Hidden Figures: The American Dream and the Untold Story of the Black Women Mathematicians Who Helped Win the Space RaceHidden Figures: The American Dream and the Untold Story of the Black Women Mathematicians Who Helped Win the Space Race by Margot Lee Shetterly
My rating: 3 of 5 stars

A few weeks back, my family and I went to see Hidden Figures. The film – the story of three African American women, Katherine Goble Johnson, Dorothy Vaughn, and Mary Jackson, and their contributions to the space race – was excellent and I highly recommend it.
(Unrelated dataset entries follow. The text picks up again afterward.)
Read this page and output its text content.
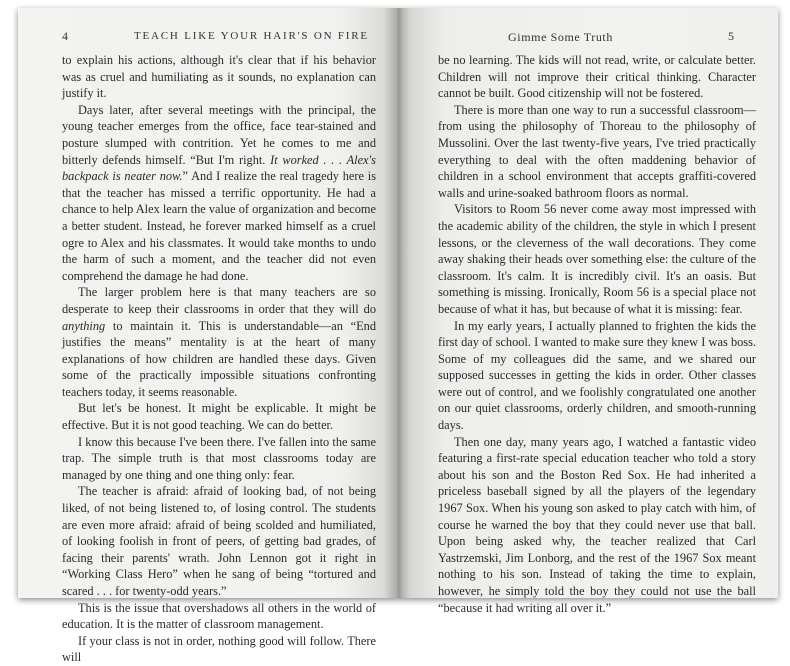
4	TEACH LIKE YOUR HAIR'S ON FIRE

to explain his actions, although it's clear that if his behavior was as cruel and humiliating as it sounds, no explanation can justify it.

Days later, after several meetings with the principal, the young teacher emerges from the office, face tear-stained and posture slumped with contrition. Yet he comes to me and bitterly defends himself. “But I'm right. It worked . . . Alex's backpack is neater now.” And I realize the real tragedy here is that the teacher has missed a terrific opportunity. He had a chance to help Alex learn the value of organization and become a better student. Instead, he forever marked himself as a cruel ogre to Alex and his classmates. It would take months to undo the harm of such a moment, and the teacher did not even comprehend the damage he had done.

The larger problem here is that many teachers are so desperate to keep their classrooms in order that they will do anything to maintain it. This is understandable—an “End justifies the means” mentality is at the heart of many explanations of how children are handled these days. Given some of the practically impossible situations confronting teachers today, it seems reasonable.

But let's be honest. It might be explicable. It might be effective. But it is not good teaching. We can do better.

I know this because I've been there. I've fallen into the same trap. The simple truth is that most classrooms today are managed by one thing and one thing only: fear.

The teacher is afraid: afraid of looking bad, of not being liked, of not being listened to, of losing control. The students are even more afraid: afraid of being scolded and humiliated, of looking foolish in front of peers, of getting bad grades, of facing their parents' wrath. John Lennon got it right in “Working Class Hero” when he sang of being “tortured and scared . . . for twenty-odd years.”

This is the issue that overshadows all others in the world of education. It is the matter of classroom management.

If your class is not in order, nothing good will follow. There will

Gimme Some Truth	5

be no learning. The kids will not read, write, or calculate better. Children will not improve their critical thinking. Character cannot be built. Good citizenship will not be fostered.

There is more than one way to run a successful classroom—from using the philosophy of Thoreau to the philosophy of Mussolini. Over the last twenty-five years, I've tried practically everything to deal with the often maddening behavior of children in a school environment that accepts graffiti-covered walls and urine-soaked bathroom floors as normal.

Visitors to Room 56 never come away most impressed with the academic ability of the children, the style in which I present lessons, or the cleverness of the wall decorations. They come away shaking their heads over something else: the culture of the classroom. It's calm. It is incredibly civil. It's an oasis. But something is missing. Ironically, Room 56 is a special place not because of what it has, but because of what it is missing: fear.

In my early years, I actually planned to frighten the kids the first day of school. I wanted to make sure they knew I was boss. Some of my colleagues did the same, and we shared our supposed successes in getting the kids in order. Other classes were out of control, and we foolishly congratulated one another on our quiet classrooms, orderly children, and smooth-running days.

Then one day, many years ago, I watched a fantastic video featuring a first-rate special education teacher who told a story about his son and the Boston Red Sox. He had inherited a priceless baseball signed by all the players of the legendary 1967 Sox. When his young son asked to play catch with him, of course he warned the boy that they could never use that ball. Upon being asked why, the teacher realized that Carl Yastrzemski, Jim Lonborg, and the rest of the 1967 Sox meant nothing to his son. Instead of taking the time to explain, however, he simply told the boy they could not use the ball “because it had writing all over it.”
It was so good, in fact, that I wanted to know more about Katherine, Dorothy, and Mary’s story so – despite being an almost exclusive reader of fiction – I decided to pick up the book that the movie was based on, Hidden Figures by Margot Lee Shetterley. If my goal was to know more about this topic, this book more than delivered. The book is a much broader and deeper look at the hidden figures of the space program. Rather than a feel-good story about just three remarkable women, the author gives a detailed and in-depth account of several generations of African American women who worked as computers, engineers, and mathematicians in the Space and Aeronautics program at Langley Research Center. The book also covers a much longer period of time than the movie did, celebrating the contributions the women made to Langley from World War II to the space race and beyond – rather than just focusing on the 1960’s – and placing those contributions in the social and technological context of the times. I am not very mathematically orientated so – I have to admit – I glazed over a little when the writer delved into the technical aspects of the women’s work, but otherwise I enjoyed getting to know more about the (until now) hidden figures of the space program and their contributions to history.